Agriculture

Krishify: Building a social network for India’s farmers

The larger challenge for platforms like Krishify is monetization.

For many Indian farmers, agriculture advice still travels through informal networks. A farmer may ask a nearby retailer about pesticide dosage, call a local trader for mandi prices, or depend on neighboring farmers to identify a crop disease.

Krishify, a Gurugram-based agritech startup, is trying to bring many of those interactions onto a mobile app.

Founded in 2019, the company operates a vernacular social networking and agriculture platform where farmers can watch videos, ask crop-related questions, interact with experts, discover agricultural products, and connect with buyers and sellers.

The startup describes itself as a “farmer community platform,” but in practice the product combines several layers: short-form agricultural content, expert crop advisory, farmer discussion forums, agri-commerce discovery, and SaaS tools for agribusiness companies.

Krishify was founded by Rajesh Ranjan, Manish Agrawal, and Avinash Kumar.

The founders started the company after noticing that a new generation of internet users in rural India was rapidly coming online through smartphones and regional-language video content. Krishify was built around the idea that agriculture users also needed a dedicated digital ecosystem.

Unlike many agritech startups focused purely on farm-input sales or supply-chain logistics, Krishify’s early focus was community-building.

The app allows farmers to post photos and videos, ask questions about crop diseases, share farming techniques, and follow agricultural creators and experts. The company supports multiple Indian languages and uses short video heavily as an engagement format.

A typical user workflow inside the app looks closer to a social-media feed than a traditional agriculture portal. Farmers scroll through crop videos, weather updates, dairy farming clips, machinery demonstrations, and advisory content posted by experts or fellow farmers. Users can also upload images of damaged crops and seek guidance from “crop doctors,” which is the company’s term for agriculture advisors available through the platform.

The company says the app also provides: localized weather information, market updates, crop advisory, livestock-related content, and agricultural equipment discovery.
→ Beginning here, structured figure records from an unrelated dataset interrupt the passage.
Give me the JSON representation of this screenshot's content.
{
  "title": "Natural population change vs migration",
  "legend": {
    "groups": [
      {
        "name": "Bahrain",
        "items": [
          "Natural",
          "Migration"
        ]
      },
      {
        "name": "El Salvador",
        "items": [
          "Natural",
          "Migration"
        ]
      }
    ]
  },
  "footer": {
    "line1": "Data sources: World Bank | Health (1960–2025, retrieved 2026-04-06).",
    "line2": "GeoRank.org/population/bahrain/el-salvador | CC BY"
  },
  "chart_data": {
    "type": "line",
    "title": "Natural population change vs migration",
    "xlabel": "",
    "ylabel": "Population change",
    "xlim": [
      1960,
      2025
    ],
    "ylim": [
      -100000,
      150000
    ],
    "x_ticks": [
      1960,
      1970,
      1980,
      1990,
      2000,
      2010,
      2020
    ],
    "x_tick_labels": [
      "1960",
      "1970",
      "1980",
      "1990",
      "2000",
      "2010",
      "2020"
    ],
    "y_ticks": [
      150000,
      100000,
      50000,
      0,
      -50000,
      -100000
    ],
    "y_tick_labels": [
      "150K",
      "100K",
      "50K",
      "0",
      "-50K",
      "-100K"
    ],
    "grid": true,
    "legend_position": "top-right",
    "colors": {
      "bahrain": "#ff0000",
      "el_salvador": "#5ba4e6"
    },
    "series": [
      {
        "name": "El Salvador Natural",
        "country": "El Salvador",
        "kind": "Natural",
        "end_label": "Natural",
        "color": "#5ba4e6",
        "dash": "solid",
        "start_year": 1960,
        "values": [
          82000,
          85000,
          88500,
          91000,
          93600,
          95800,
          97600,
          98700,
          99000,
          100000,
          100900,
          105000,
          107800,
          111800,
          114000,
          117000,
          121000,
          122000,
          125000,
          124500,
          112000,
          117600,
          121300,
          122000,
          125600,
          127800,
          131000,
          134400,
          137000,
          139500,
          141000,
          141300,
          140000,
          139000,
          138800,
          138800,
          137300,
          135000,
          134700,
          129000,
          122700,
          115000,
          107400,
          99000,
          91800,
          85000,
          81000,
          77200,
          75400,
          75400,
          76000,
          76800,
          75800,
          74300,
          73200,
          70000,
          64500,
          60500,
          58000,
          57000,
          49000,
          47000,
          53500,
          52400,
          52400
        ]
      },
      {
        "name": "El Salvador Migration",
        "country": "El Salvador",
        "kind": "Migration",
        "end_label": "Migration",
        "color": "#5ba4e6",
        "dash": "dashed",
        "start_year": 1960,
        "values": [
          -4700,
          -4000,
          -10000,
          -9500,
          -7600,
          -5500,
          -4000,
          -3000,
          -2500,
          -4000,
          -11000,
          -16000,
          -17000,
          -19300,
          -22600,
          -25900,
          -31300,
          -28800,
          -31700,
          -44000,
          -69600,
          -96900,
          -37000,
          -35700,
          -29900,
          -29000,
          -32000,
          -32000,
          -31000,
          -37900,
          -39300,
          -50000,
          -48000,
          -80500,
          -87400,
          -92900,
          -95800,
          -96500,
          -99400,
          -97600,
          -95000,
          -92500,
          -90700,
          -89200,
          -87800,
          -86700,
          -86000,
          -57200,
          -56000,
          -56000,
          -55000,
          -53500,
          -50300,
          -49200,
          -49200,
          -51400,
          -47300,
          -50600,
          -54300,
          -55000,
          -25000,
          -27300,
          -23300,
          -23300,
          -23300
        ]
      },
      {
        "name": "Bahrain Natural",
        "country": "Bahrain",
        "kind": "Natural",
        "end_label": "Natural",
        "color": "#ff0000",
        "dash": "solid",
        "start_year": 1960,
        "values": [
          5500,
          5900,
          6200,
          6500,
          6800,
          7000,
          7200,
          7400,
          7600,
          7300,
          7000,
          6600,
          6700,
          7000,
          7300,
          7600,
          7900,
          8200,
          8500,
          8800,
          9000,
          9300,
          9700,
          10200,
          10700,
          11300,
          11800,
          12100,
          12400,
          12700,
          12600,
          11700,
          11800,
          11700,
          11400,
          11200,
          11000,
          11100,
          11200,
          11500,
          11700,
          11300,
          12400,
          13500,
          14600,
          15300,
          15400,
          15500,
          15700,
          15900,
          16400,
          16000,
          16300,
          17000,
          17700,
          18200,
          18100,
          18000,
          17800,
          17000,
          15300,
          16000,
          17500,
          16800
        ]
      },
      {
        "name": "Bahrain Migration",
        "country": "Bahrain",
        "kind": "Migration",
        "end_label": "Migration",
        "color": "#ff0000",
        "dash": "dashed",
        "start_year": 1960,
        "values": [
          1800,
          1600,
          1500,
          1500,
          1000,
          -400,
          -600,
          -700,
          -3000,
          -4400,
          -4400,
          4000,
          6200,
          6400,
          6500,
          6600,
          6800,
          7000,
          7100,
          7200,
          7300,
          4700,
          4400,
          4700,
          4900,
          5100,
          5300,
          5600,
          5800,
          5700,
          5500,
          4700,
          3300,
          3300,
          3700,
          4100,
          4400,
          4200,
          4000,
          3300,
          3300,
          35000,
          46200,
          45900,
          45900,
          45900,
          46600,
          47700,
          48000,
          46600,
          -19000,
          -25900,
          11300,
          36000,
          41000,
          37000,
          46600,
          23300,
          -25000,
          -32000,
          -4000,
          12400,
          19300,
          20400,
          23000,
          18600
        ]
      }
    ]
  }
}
Over time, Krishify expanded beyond community features into business tools for agribusiness companies. Its Krishify Business Suite functions as a SaaS platform that helps fertilizer companies, seed firms, pesticide brands, and agricultural-input businesses engage with farmers digitally.

The company also operates FARMWISE, a cloud-based system focused on sustainability and traceability programs for agribusinesses and food companies. According to Krishify’s services page, the platform is designed to help organizations monitor cultivation practices and provide real-time advisories to partner farmers.

This expansion reflects a broader trend in agritech where startups initially focused on farmer engagement later develop B2B tools for agriculture companies looking to digitize rural outreach.

Krishify’s growth has been relatively fast compared to many agriculture-content startups.

In August 2021, the company announced a $2.7 million pre-Series A funding round led by Omidyar Network India, Ankur Capital, and Orios Ventures. Angel investors included Country Delight co-founders Nitin Kaushal and Chakradhar Gade.

Krishify’s market positioning is unusual because it sits between multiple agriculture categories rather than operating as a single-function product.

Some agritech startups focus only on advisory services. Others specialize in supply chains, credit, or e-commerce. Krishify instead operates closer to a rural internet platform.

Globally, there are parallels with companies building farmer-information ecosystems and digital agricultural communities.

US-based Farmers Business Network combines farmer networking with agricultural intelligence and commerce tools. Africa-focused platforms like Hello Tractor connect farmers to mechanization services digitally. China has also seen large agriculture livestreaming ecosystems emerge on platforms linked to rural commerce.

In India, Krishify competes more directly with platforms such as: DeHaat, AgroStar, Gramophone, and Kisan Network.

But its strongest differentiation remains its social-media-style engagement model.

Most agriculture apps struggle with retention because farmers open them only when they need a specific service. Krishify attempts to solve that by building habitual engagement through short videos, discussions, and creator-led content.

The company also benefits from broader structural changes in rural internet usage.

Cheap smartphones, regional-language interfaces, lower mobile-data costs, and rising video consumption have created a large digital audience in rural India. Agriculture is increasingly becoming part of that content economy.

Krishify’s own campaigns show how this model is being commercialized. The larger challenge for platforms like Krishify is monetization.

Farmer-focused apps often achieve strong user growth but struggle to convert engagement into sustainable revenue. Agriculture users are highly cost-sensitive, and rural digital advertising remains relatively underdeveloped compared to urban internet markets.

That is partly why many agritech platforms eventually diversify into SaaS, marketplace commissions, financial services, or supply-chain tools.

Krishify appears to be following a similar path by combining farmer engagement with enterprise products for agribusiness companies.